Torniamo all’ultimo lavoro. Creando Chaos è anche il brano d’apertura e sembra quasi voler ricreare un caos primordiale, un big-bang, necessario per poi fare silenzio e ripartire con i testi successivi. Si torna a quella deformazione a cui accennavi.
[…]
Creando chaos
si pensa solo chaos, si produce il chaos,
si ama il chaos, si scopa con il chaos,
si crepa con il chaos
Il demonologo che sul dio-chaos
sogghigna e prospera, lo sa da sempre:
emana dal multiverso chaos
ogni possibile, labirintica verità
e il suo aberrante illimite è in sé
il teurgico mistero dell’eternità
Creando Chaos è nelle mie intenzioni un titolo anfibologico.
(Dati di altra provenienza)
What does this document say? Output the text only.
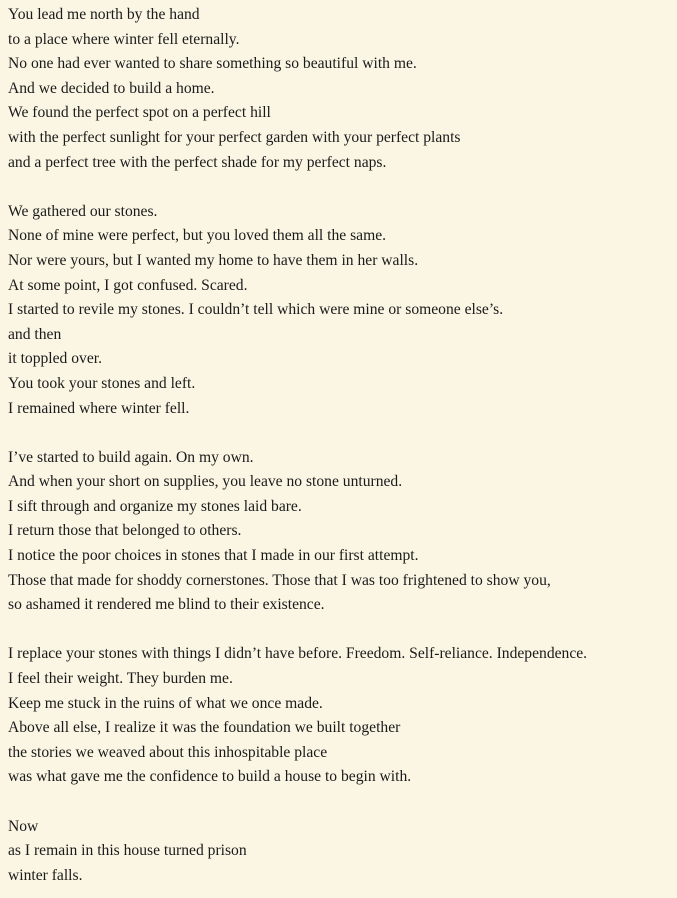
You lead me north by the hand
to a place where winter fell eternally.
No one had ever wanted to share something so beautiful with me.
And we decided to build a home.
We found the perfect spot on a perfect hill
with the perfect sunlight for your perfect garden with your perfect plants
and a perfect tree with the perfect shade for my perfect naps.
We gathered our stones.
None of mine were perfect, but you loved them all the same.
Nor were yours, but I wanted my home to have them in her walls.
At some point, I got confused. Scared.
I started to revile my stones. I couldn’t tell which were mine or someone else’s.
and then
it toppled over.
You took your stones and left.
I remained where winter fell.
I’ve started to build again. On my own.
And when your short on supplies, you leave no stone unturned.
I sift through and organize my stones laid bare.
I return those that belonged to others.
I notice the poor choices in stones that I made in our first attempt.
Those that made for shoddy cornerstones. Those that I was too frightened to show you,
so ashamed it rendered me blind to their existence.
I replace your stones with things I didn’t have before. Freedom. Self-reliance. Independence.
I feel their weight. They burden me.
Keep me stuck in the ruins of what we once made.
Above all else, I realize it was the foundation we built together
the stories we weaved about this inhospitable place
was what gave me the confidence to build a house to begin with.
Now
as I remain in this house turned prison
winter falls.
Il ‘chaos’ è certamente, come tu dici, lo stato primigenio da cui si è generato il ‘cosmos’ (che è sempre, a ben vedere, un ‘caosmos’), ma soprattutto per me il ‘chaos’ è il moto da cui principia la vita che è sempre o quasi sempre un disordine, un gorgo informe, un ‘casino’, un ‘dérèglement des sens’ (Rimbaud dixit). Chaos come vita e vita come chaos, ciò cui allude la quartina finale del testo: “emana dal multiperverso chaos / ogni possibile, labirintica verità / e il suo aberrante illimite è in sé / il teurgico mistero dell’eternità”.
Stabilito il silenzio, riparti con ‘I vermi in movimento’ e con una domanda:
Che fanno e che vogliono, questi vagabondi
son loschi furfantelli e zingarelli immondi
Chi li monta, chi li plagia questi adolescenti
sono veri demonietti e per nulla innocenti
Mettono in pericolo le nostre proprietà
e questo gran casino si chiama libertà?
Cos’è questo disordine, cos’è quest’anarchia
rispettate l’ordine e la santa gerarchia
[…]
Bambini migranti, stupidi bambini
siete poveri illusi, non fate i cretini
fermatevi per dio, la legge, lo stato
fermatevi per dio, il profitto e il mercato
Bambini migranti, stupidi bambini
il mondo non lo salvano certo i ragazzini
il mondo non lo salvano certo i ragazzini
I vermi in movimento nasce come canzone/poesia che recitavo in uno spettacolo teatrale all’aperto del 2000, ispirato alla ‘Crociata dei bambini’ che si svolse all’inizio del XIII secolo con esiti poi tragici. L’ho voluta recuperare dopo oltre due decadi perché il movimento migratorio di un esercito di bambini straccioni implementato da mendicanti, ragazzine incinte, sbandati e prostitute di ogni risma, non poteva non farmi pensare all’arrembante esodo migratorio attuale lungo una rotta nel Mediterraneo inversa a quella medievale. Inoltre, nel brano il punto di vista poetante è quello della società ‘perbene’ che condanna ed esecra il disordine portato da chi migra, esattamente come avviene oggi nella maggioranza dell’opinione pubblica delle società europee. E quel distico finale del ritornello “Bambini migranti, stupidi bambini / il mondo non lo salvano certo i ragazzini”, si pone palesemente come antifrasi (ahimé realistica) di un famoso testo sessantottesco di Elsa Morante (“Il mondo salvato dai ragazzini”).